‘I know who you are,’ he said, in his deep, bass voice. ‘Oh Christ – she’s not here, is she?’

‘Decima?’ said Robin. ‘No, she’s in the UK.’

‘Does she—?’

‘She knows you’re working for a Clairmont hotel, but she doesn’t know which one. I guessed you were here. I knew Tish Benton came here out of season, and I thought she’d probably come to visit you.’

Fleetwood stared at her, frozen to the spot.

‘I’m not here to cause you trouble, Rupert,’ said Robin quietly, because a family at a nearby table were watching the waiter, intrigued by his strange, slack-jawed behaviour. ‘I just want to talk to you. When d’you get a break?’

She thought he wasn’t going to answer, but then, with an air of hopelessness, he muttered,

‘Three.’

‘Could we talk then, please? I promise I won’t contact anyone before then.’

He assented with a miserable nod.

So, at three o’clock, Robin and Rupert Fleetwood met on a shady terrace with a canopy of bright pink bougainvillea that was just coming into flower. Fleetwood brought coffees for both of them with him, but seemed unable to meet Robin’s eye. When she’d thanked him he nodded, then added sugar to his own without looking at her.

‘How is she?’ he said, staring at the surface of the coffee he was stirring.

‘Not great,’ said Robin.

‘I tried to… I called your partner.’

‘I know,’ said Robin.

‘So she’d know I was alive.’

‘Yes,’ said Robin, ‘but that was even more painful to her than the idea you were dead. She couldn’t understand why you’d just have left her like that, especially when she was pregnant.’

Rupert dropped his spoon with a tiny clang that reminded Robin of the brick hitting the Murdoch silver.

‘Did she have an abortion?’ he whispered.

‘No,’ said Robin. ‘You’ve got a son.’

‘Oh God,’ he said, putting his face in his hands.

‘He’s fine,’ said Robin. ‘He was born without problems.’

After a while it became clear that Rupert was crying, not loudly, like Danny de Leon or Murphy, but soundlessly, his shoulders quaking.

‘Rupert,’ said Robin, ‘I think I know why you left.’

‘You can’t,’ came his muffled voice.

‘I think I can,’ said Robin. The pair of ’em looked like Tweedledum and Tweedledee together – just imagine the moon-faced children. ‘You found out Decima’s your half-sister.’

He looked up, his tear-stained face aghast.

‘How—?’

‘I read a magazine interview with Cosima and saw she’d taken a DNA test.
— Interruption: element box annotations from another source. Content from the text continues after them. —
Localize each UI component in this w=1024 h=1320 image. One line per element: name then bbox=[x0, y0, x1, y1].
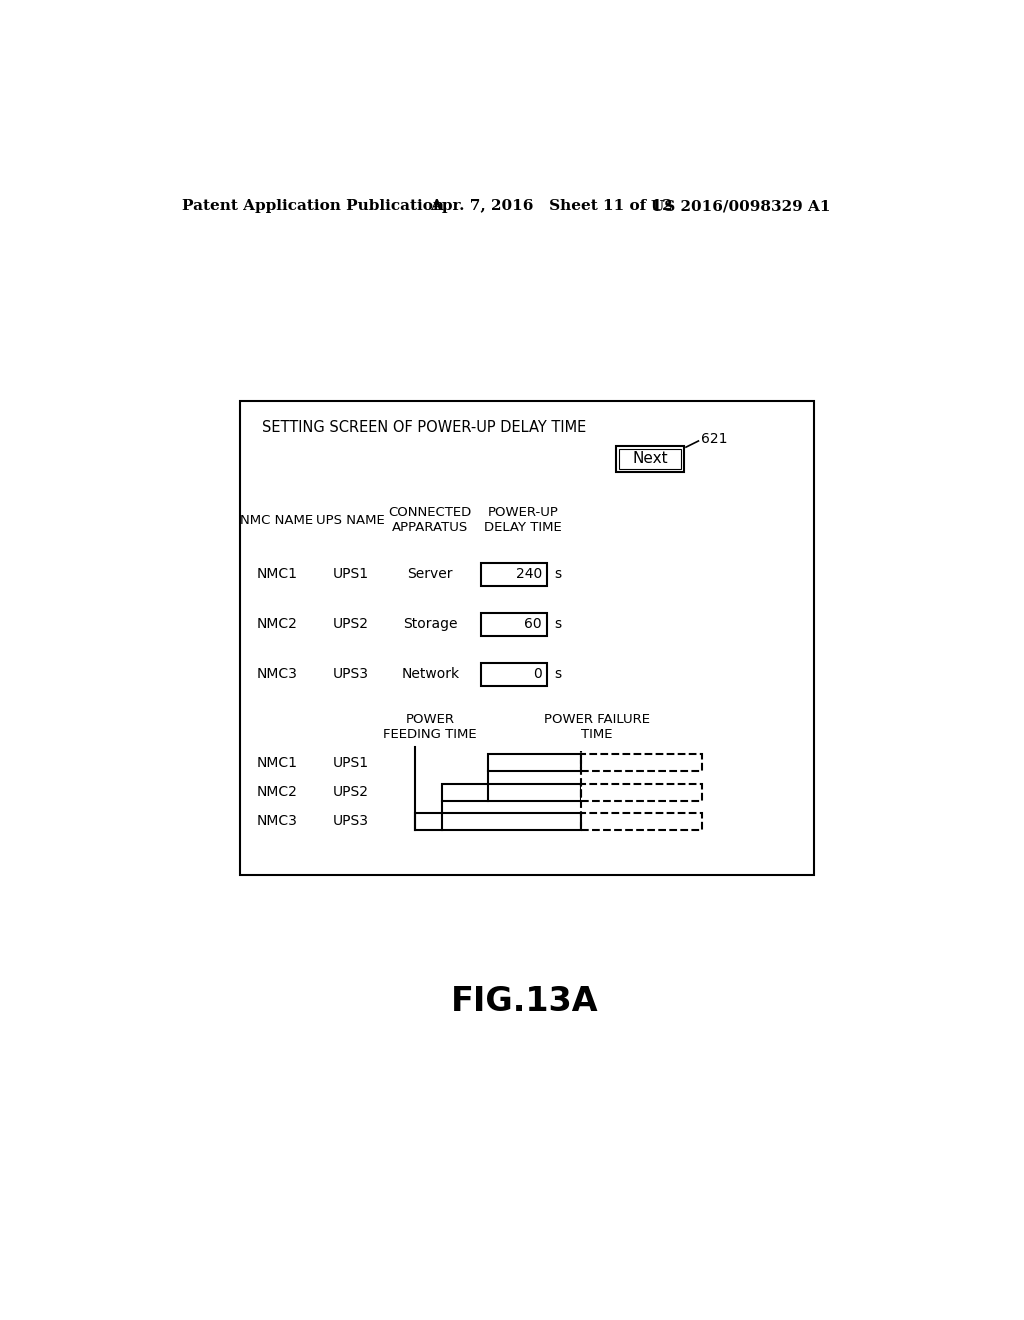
Bar bbox=[582, 755, 701, 771]
Bar bbox=[415, 813, 582, 830]
Text: Apr. 7, 2016   Sheet 11 of 12: Apr. 7, 2016 Sheet 11 of 12 bbox=[430, 199, 673, 213]
Bar bbox=[488, 755, 582, 771]
Bar bbox=[480, 663, 547, 686]
Text: CONNECTED
APPARATUS: CONNECTED APPARATUS bbox=[389, 507, 472, 535]
Text: NMC3: NMC3 bbox=[256, 814, 297, 829]
Bar bbox=[582, 784, 701, 800]
Text: UPS1: UPS1 bbox=[333, 756, 369, 770]
Text: s: s bbox=[554, 568, 561, 581]
Text: US 2016/0098329 A1: US 2016/0098329 A1 bbox=[651, 199, 830, 213]
Text: UPS2: UPS2 bbox=[333, 785, 369, 799]
Text: s: s bbox=[554, 618, 561, 631]
Text: UPS3: UPS3 bbox=[333, 668, 369, 681]
Text: UPS3: UPS3 bbox=[333, 814, 369, 829]
Text: SETTING SCREEN OF POWER-UP DELAY TIME: SETTING SCREEN OF POWER-UP DELAY TIME bbox=[262, 420, 587, 436]
Bar bbox=[480, 612, 547, 636]
Text: Patent Application Publication: Patent Application Publication bbox=[182, 199, 444, 213]
Bar bbox=[241, 401, 814, 875]
Text: Next: Next bbox=[633, 451, 669, 466]
Text: NMC2: NMC2 bbox=[256, 618, 297, 631]
Text: NMC3: NMC3 bbox=[256, 668, 297, 681]
Text: UPS2: UPS2 bbox=[333, 618, 369, 631]
Text: POWER-UP
DELAY TIME: POWER-UP DELAY TIME bbox=[484, 507, 562, 535]
Text: Storage: Storage bbox=[403, 618, 458, 631]
Text: 0: 0 bbox=[534, 668, 542, 681]
Text: NMC NAME: NMC NAME bbox=[241, 513, 313, 527]
Text: Network: Network bbox=[401, 668, 460, 681]
Text: 621: 621 bbox=[701, 433, 728, 446]
Bar bbox=[480, 562, 547, 586]
Text: UPS NAME: UPS NAME bbox=[316, 513, 385, 527]
Text: NMC1: NMC1 bbox=[256, 568, 297, 581]
Bar bbox=[582, 813, 701, 830]
Text: s: s bbox=[554, 668, 561, 681]
Text: POWER
FEEDING TIME: POWER FEEDING TIME bbox=[383, 713, 477, 741]
Text: FIG.13A: FIG.13A bbox=[451, 985, 599, 1018]
Text: Server: Server bbox=[408, 568, 453, 581]
Text: 240: 240 bbox=[516, 568, 542, 581]
Text: NMC1: NMC1 bbox=[256, 756, 297, 770]
Text: NMC2: NMC2 bbox=[256, 785, 297, 799]
Text: POWER FAILURE
TIME: POWER FAILURE TIME bbox=[544, 713, 650, 741]
Bar bbox=[620, 449, 681, 469]
Text: UPS1: UPS1 bbox=[333, 568, 369, 581]
Bar bbox=[616, 446, 684, 471]
Text: 60: 60 bbox=[524, 618, 542, 631]
Bar bbox=[442, 784, 582, 800]
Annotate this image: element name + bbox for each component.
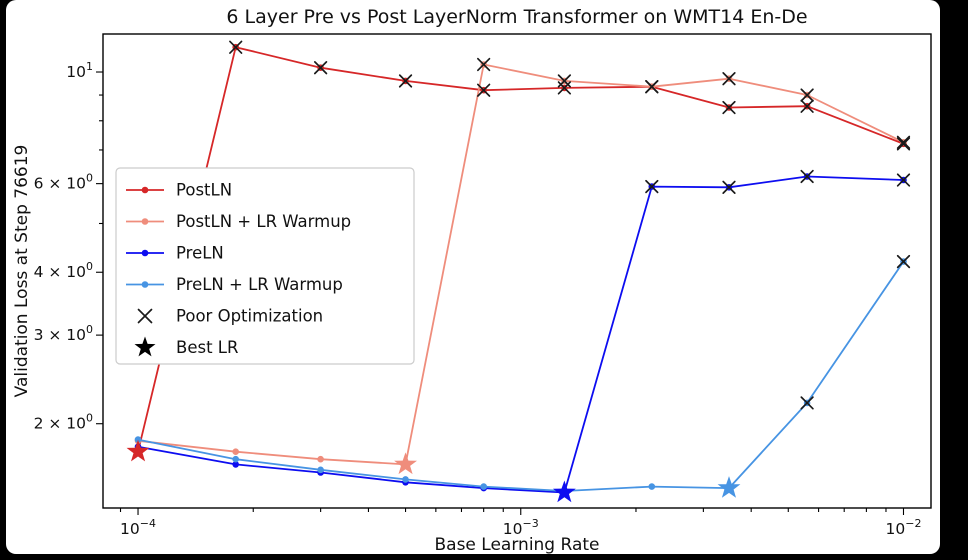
legend-star-icon xyxy=(134,336,156,357)
best-lr-star xyxy=(394,452,417,475)
data-point xyxy=(648,483,656,490)
data-point xyxy=(232,461,239,468)
poor-optimization-marker xyxy=(800,169,814,184)
legend-label: Best LR xyxy=(176,338,238,357)
poor-optimization-marker xyxy=(557,74,572,88)
poor-optimization-marker xyxy=(645,179,659,194)
data-point xyxy=(317,466,324,474)
y-tick-label: 2 × 100 xyxy=(34,412,93,433)
legend-label: PreLN + LR Warmup xyxy=(176,275,343,294)
x-tick-label: 10−4 xyxy=(120,517,156,538)
figure: 10−4 10−3 10−2 101 6 × 100 4 × 100 3 × 100 2 × … xyxy=(6,0,940,555)
x-tick-label: 10−3 xyxy=(503,517,539,538)
legend-entry: PostLN + LR Warmup xyxy=(126,212,351,231)
poor-optimization-marker xyxy=(477,57,491,72)
data-point xyxy=(232,448,239,456)
x-tick-label: 10−2 xyxy=(886,517,922,538)
poor-optimization-marker xyxy=(896,137,911,151)
legend-dot-swatch xyxy=(141,281,149,288)
data-point xyxy=(480,483,488,490)
legend-entry: PostLN xyxy=(126,181,232,200)
series-layer xyxy=(126,40,911,503)
poor-optimization-marker xyxy=(896,135,911,149)
best-lr-star xyxy=(717,476,741,498)
data-point xyxy=(232,455,239,463)
legend-label: PreLN xyxy=(176,244,224,263)
legend-label: PostLN xyxy=(176,181,232,200)
poor-optimization-marker xyxy=(800,99,814,113)
series-line xyxy=(137,63,904,466)
poor-optimization-marker xyxy=(398,74,413,88)
best-lr-star xyxy=(126,439,150,462)
data-point xyxy=(134,436,142,443)
best-lr-star xyxy=(553,480,576,503)
legend-box xyxy=(115,167,415,365)
axis-ticks xyxy=(96,71,905,515)
series-line xyxy=(137,46,904,452)
legend-x-icon xyxy=(137,308,153,324)
poor-optimization-marker xyxy=(896,254,911,269)
plot-svg: 10−4 10−3 10−2 101 6 × 100 4 × 100 3 × 100 2 × … xyxy=(34,33,932,538)
legend-entry: PreLN + LR Warmup xyxy=(126,275,343,294)
legend-dot-swatch xyxy=(141,249,149,257)
data-point xyxy=(402,476,409,483)
poor-optimization-marker xyxy=(229,40,243,54)
poor-optimization-marker xyxy=(722,180,736,194)
y-tick-label: 101 xyxy=(66,60,93,81)
y-tick-label: 6 × 100 xyxy=(34,172,93,193)
poor-optimization-marker xyxy=(800,396,814,410)
chart-title: 6 Layer Pre vs Post LayerNorm Transforme… xyxy=(226,6,808,28)
poor-optimization-marker xyxy=(896,173,911,187)
data-point xyxy=(317,455,324,463)
y-tick-label: 4 × 100 xyxy=(34,260,93,281)
series-line xyxy=(137,175,904,494)
legend-label: PostLN + LR Warmup xyxy=(176,212,351,231)
legend-label: Poor Optimization xyxy=(176,307,323,326)
series-line xyxy=(137,261,905,492)
x-axis-label: Base Learning Rate xyxy=(434,535,600,555)
poor-optimization-marker xyxy=(477,83,491,97)
poor-optimization-marker xyxy=(645,80,659,94)
axes-spines xyxy=(102,33,932,509)
legend-entry: Best LR xyxy=(134,336,238,357)
poor-optimization-marker xyxy=(313,61,328,75)
poor-optimization-marker xyxy=(722,100,736,115)
legend-entry: Poor Optimization xyxy=(137,307,323,326)
legend-entry: PreLN xyxy=(126,244,224,263)
legend: PostLN PostLN + LR Warmup PreLN PreLN + LR … xyxy=(115,167,415,365)
y-tick-label: 3 × 100 xyxy=(34,323,93,344)
legend-dot-swatch xyxy=(141,218,149,225)
y-axis-label: Validation Loss at Step 76619 xyxy=(12,144,32,398)
poor-optimization-marker xyxy=(800,88,814,102)
poor-optimization-marker xyxy=(722,72,736,86)
legend-dot-swatch xyxy=(141,186,149,194)
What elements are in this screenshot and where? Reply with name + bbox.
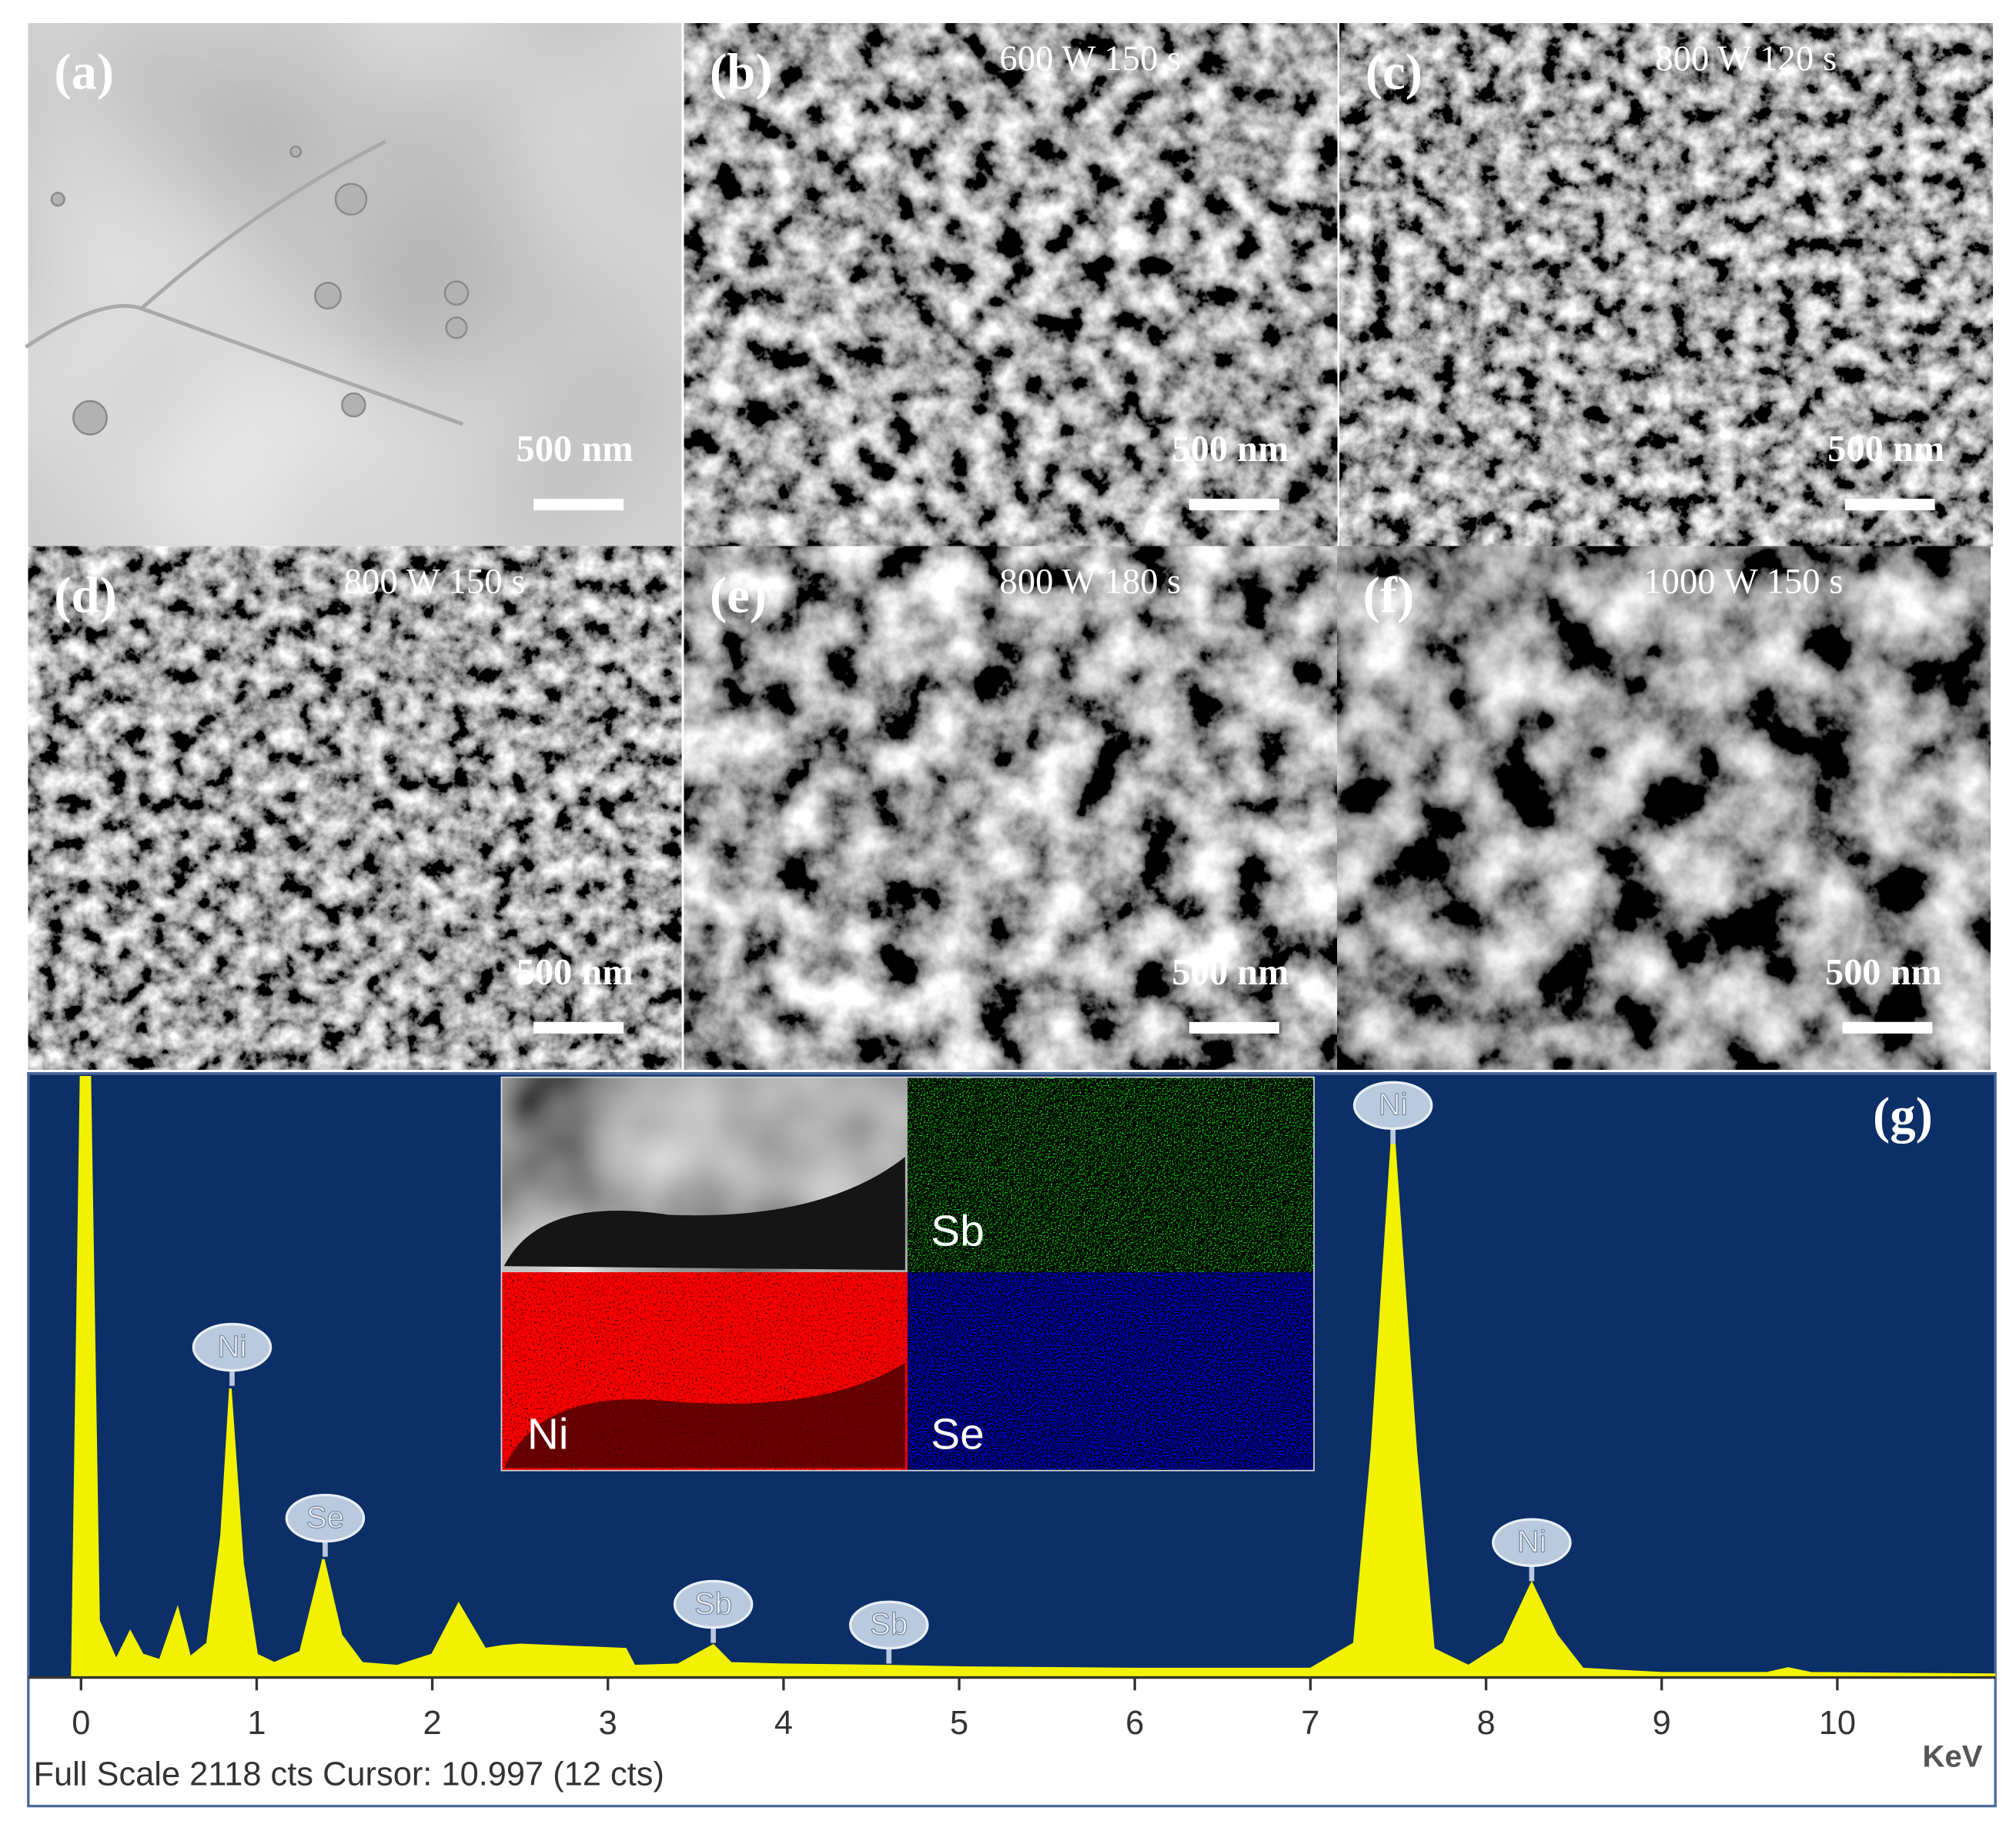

Then I realised you all look a bit alike,’ said Robin. ‘Dino, Decima and you.’

Rupert wiped his face roughly on his white waiter’s sleeve, but tears were still leaking out of his eyes. He had, Robin thought, a very likeable face; not precisely handsome, but better-looking in person than he’d been in the photo she and Strike had been showing people connected to William Wright.

‘How did you find out?’ she asked.

After wiping his face a second time on his sleeve, Fleetwood reached into the breast pocket of his waistcoat, took out a packet of Marlboro Lights, lit one, and said croakily,

‘Valentine.’

‘He told you?’

‘Not… definitely,’ said Fleetwood.

Robin waited. Fleetwood smoked for a full minute without speaking, then said,

‘He was really fucking down on me and Decima from the start… one night, he got really pissed at Dino’s and told me Dino had slept with my mother, that they’d had an affair… said he caught them together on a sofa when he was a kid… then… I dunno, he probably panicked that he’d said too much… tried to backtrack, said he was joking, and staggered out of the club…

‘Next day, I rang him up and he told me he just wanted me to stay away from Dessie and he’d only said it to try and scare me off… but…’

Fleetwood took a deep drag on his cigarette, then said,

‘I looked at Dino that afternoon and I could… see it. Him and Dessie and me, all three of us have got round faces and kind of… shortish necks. I always knew I never looked like Peter Fleetwood… I don’t even look like my mum, except she was fair… so… the more I looked at myself in the mirror, the more I knew I looked far more like a Longcaster than a Fleetwood…’

‘Did you tell Decima?’

‘Shit, no,’ said Fleetwood, closing his eyes momentarily. ‘I just… I took one of those DNA tests… and yeah. It linked to the test Cosima took, online… it showed we were half-siblings… which made sense of so fucking much. My aunt always hated me… she probably knew I wasn’t related to her at all, but she got lumbered with raising me. And she always fucking hated Dino Longcaster… it must’ve been disgusting for her, watching me growing up and looking more and more like him.’